患者の数値改善を実現する。オンライン診察システムYaDocを活用した生活習慣病重症化予防プログラムとは

足と糖尿病の専門病院 下北沢病院
糖尿病センター長 富田 益臣先生

経済産業省が推奨し近年注目されている健康経営。PHR(※1)を活用し健康状態の改善を目指す取り組みも増えてきています。 下北沢病院では、YaDocのモニタリング機能を活用した「生活習慣病重症化プログラム」を実施されてます。 糖尿病・生活習慣病を起因とした足の治療に長年従事し、生活習慣病重症化プログラムを推進している富田先生に、モニタリング機能の有用性やどのように活用されているのかをお伺いしました。

※1 PHRとは「Personal Health Record」の略であり、患者さん自身が収集・管理した医療・健康に関するデータを保存するしくみです。

ーオンライン診察システムYaDocを活用し提供する「生活習慣病重症化予防プログラム」とは

当院では、糖尿病・高血圧・脂質異常症の方を対象とした自費診療の「生活習慣病重症化予防プログラム」でYaDocを活用しています。

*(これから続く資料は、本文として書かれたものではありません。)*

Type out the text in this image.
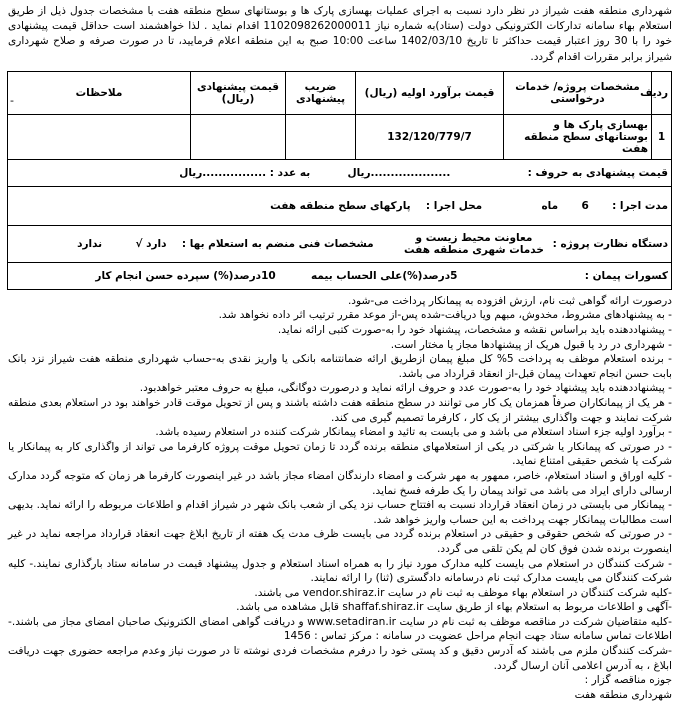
شهرداری منطقه هفت شیراز در نظر دارد نسبت به اجرای عملیات بهسازی پارک ها و بوستانهای سطح منطقه هفت با مشخصات جدول ذیل از طریق استعلام بهاء سامانه تدارکات الکترونیکی دولت (ستاد)به شماره نیاز 1102098262000011 اقدام نماید . لذا خواهشمند است حداقل قیمت پیشنهادی خود را با 30 روز اعتبار قیمت حداکثر تا تاریخ 1402/03/10 ساعت 10:00 صبح به این منطقه اعلام فرمایید، تا در صورت صرفه و صلاح شهرداری شیراز برابر مقررات اقدام گردد.

-
ردیف	مشخصات پروژه/ خدمات درخواستی	قیمت برآورد اولیه (ریال)	ضریب پیشنهادی	قیمت پیشنهادی (ریال)	ملاحظات
1	بهسازی پارک ها و بوستانهای سطح منطقه هفت	132/120/779/7			
قیمت پیشنهادی به حروف :  ....................ریال  به عدد : ................ریال					
مدت اجرا :  6  ماه  محل اجرا :  پارکهای سطح منطقه هفت					
دستگاه نظارت پروژه : معاونت محیط زیست و خدمات شهری منطقه هفت  مشخصات فنی منضم به استعلام بها :  دارد √  ندارد					
کسورات پیمان :  5درصد(%)علی الحساب بیمه  10درصد(%) سپرده حسن انجام کار					
درصورت ارائه گواهی ثبت نام، ارزش افزوده به پیمانکار پرداخت می-شود.
- به پیشنهادهای مشروط، مخدوش، مبهم ویا دریافت-شده پس-از موعد مقرر ترتیب اثر داده نخواهد شد.
- پیشنهاددهنده باید براساس نقشه و مشخصات، پیشنهاد خود را به-صورت کتبی ارائه نماید.
- شهرداری در رد یا قبول هریک از پیشنهادها مجاز یا مختار است.
- برنده استعلام موظف به پرداخت 5% کل مبلغ پیمان ازطریق ارائه ضمانتنامه بانکی یا واریز نقدی به-حساب شهرداری منطقه هفت شیراز نزد بانک بابت حسن انجام تعهدات پیمان قبل-از انعقاد قرارداد می باشد.
- پیشنهاددهنده باید پیشنهاد خود را به-صورت عدد و حروف ارائه نماید و درصورت دوگانگی، مبلغ به حروف معتبر خواهدبود.
- هر یک از پیمانکاران صرفاً همزمان یک کار می توانند در سطح منطقه هفت داشته باشند و پس از تحویل موقت قادر خواهند بود در استعلام بعدی منطقه شرکت نمایند و جهت واگذاری بیشتر از یک کار ، کارفرما تصمیم گیری می کند.
- برآورد اولیه جزء اسناد استعلام می باشد و می بایست به تائید و امضاء پیمانکار شرکت کننده در استعلام رسیده باشد.
- در صورتی که پیمانکار یا شرکتی در یکی از استعلامهای منطقه برنده گردد تا زمان تحویل موقت پروژه کارفرما می تواند از واگذاری کار به پیمانکار یا شرکت یا شخص حقیقی امتناع نماید.
- کلیه اوراق و اسناد استعلام، خاصر، ممهور به مهر شرکت و امضاء دارندگان امضاء مجاز باشد در غیر اینصورت کارفرما هر زمان که متوجه گردد مدارک ارسالی دارای ایراد می باشد می تواند پیمان را یک طرفه فسخ نماید.
- پیمانکار می بایستی در زمان انعقاد قرارداد نسبت به افتتاح حساب نزد یکی از شعب بانک شهر در شیراز اقدام و اطلاعات مربوطه را ارائه نماید. بدیهی است مطالبات پیمانکار جهت پرداخت به این حساب واریز خواهد شد.
- در صورتی که شخص حقوقی و حقیقی در استعلام برنده گردد می بایست ظرف مدت یک هفته از تاریخ ابلاغ جهت انعقاد قرارداد مراجعه نماید در غیر اینصورت برنده شدن فوق کان لم یکن تلقی می گردد.
- شرکت کنندگان در استعلام می بایست کلیه مدارک مورد نیاز را به همراه اسناد استعلام و جدول پیشنهاد قیمت در سامانه ستاد بارگذاری نمایند.- کلیه شرکت کنندگان می بایست مدارک ثبت نام درسامانه دادگستری (ثنا) را ارائه نمایند.
-کلیه شرکت کنندگان در استعلام بهاء موظف به ثبت نام در سایت vendor.shiraz.ir می باشند.
-آگهی و اطلاعات مربوط به استعلام بهاء از طریق سایت shaffaf.shiraz.ir قابل مشاهده می باشد.
-کلیه متقاضیان شرکت در مناقصه موظف به ثبت نام در سایت www.setadiran.ir و دریافت گواهی امضای الکترونیک صاحبان امضای مجاز می باشند.-اطلاعات تماس سامانه ستاد جهت انجام مراحل عضویت در سامانه : مرکز تماس : 1456
-شرکت کنندگان ملزم می باشند که آدرس دقیق و کد پستی خود را درفرم مشخصات فردی نوشته تا در صورت نیاز وعدم مراجعه حضوری جهت دریافت ابلاغ ، به آدرس اعلامی آنان ارسال گردد.
جوزه مناقصه گزار :
شهرداری منطقه هفت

株式会社野村総合研究所が主導で展開しているプログラムで、健康診断で重症化リスクの高い医療機関未受診者等に対する受診勧奨・保険指導を行い、人工透析等への移行を防止することを目的としています。

通院と入院のプログラムもありますが、YaDocを活用したオンラインプログラムは2020年以降コロナ禍において開始しました。2020年は10件、2021年は38件、2022年度から開始した患者さんも数名おり、実施件数は年々伸びています。

ー全国どこからでも受けられるプログラムに

オンラインプログラムは、全4回、約3か月で実施しています。 まず当院から患者さんに、本プログラムに必要な血糖値の測定機器やキットとYaDocの登録説明書を送付します。 1回目のオンライン面談では、看護師が持続血糖モニタリングシステムの装着や糖尿病や血圧、脂質に関する問診を行います。その後、YaDocで血圧、体重、喫煙本数、飲酒量、歩数、食事の写真記録等を記録してもらっています。 血糖値の測定期間が終了したら測定機器を返送してもらい、血糖値の結果やYaDocによる食事の写真記録を元に、診察や栄養相談をオンラインで実施しています。

このオンラインプログラムは「血液検査キット」により採血も自宅で実施できますので、全国各地どこからでも受けることができるようになっています。

ー専門チーム×オンライン診察システムYaDocが生み出す結果と満足度

重症化プログラムに参加すると、通院や入院プログラムを含め体重減少やHbA1c(※2)の低下等、参加前と比較して優位に改善するというデータが出ています。 専門チームが携わり、しっかりとモニタリングのデータを使って実施することが結果につながると考えており、患者さんの満足度も高いプログラムになっています。

こういった取り組みを全国に広められればと思い、オンラインでのプログラムを作りました。 このプログラムは、健康保険組合を通して患者さんに提供しているため、全国に従業員を抱えている企業の健康保険組合にとっても、オンライン実施を選択できる仕組みはメリットになっているようです。 実際に遠方の患者さんの受診が多い健康保険組合もあり、専門的な治療を全国に届けることができることに、オンラインならではの魅力を感じています。

※2 血糖の状態を評価する血液検査の項目のことです。

ーYaDocを利用するメリット

記録の見やすさや、ビデオ通話のやりやすさといった操作性が良いと思っています。 特に食事記録は写真で見ることができるので、紙ベースで実施している通院プログラムよりも細かく把握ができます。紙に記載する場合、「鍋物」を食べたなど記録が大雑把であることも多く、YaDocのように写真でみて具材まで把握できるのはメリットに感じています。

他にも、YaDocのメッセージ機能を活用して事務連絡や記録を促す連絡を入れたり、患者メモ機能を活用して複数の医療従事者と患者情報を共有したりなど、YaDocの機能を便利に活用しています。

ー今後、当社に期待すること

YaDocの予約作成やビデオチャットなど多くの機能の操作性には特に問題を感じていません。患者さんにも、特にトラブルなく使ってもらえていると思っています。 操作のマニュアル作りや、患者さん側のITリテラシーの問題もありますが、今後はすべてオンラインで運用できるように発展させていきたいとも考えています。 我々のような医療機関の要望を吸い上げ、さらに使いやすいシステムにしてもらうことをインテグリティ・ヘルスケア社に期待したいです。

生活習慣病重症化予防プログラムを開発・提供されている富田先生に、生活習慣病支援をオンラインで行うメリットについてお伺いしました。今後も先生の取り組みを発信させていただければと思います。

富田先生、ありがとうございました。

※YaDocの導入、および臨床における利用は、各医療機関の医師の判断によるものです。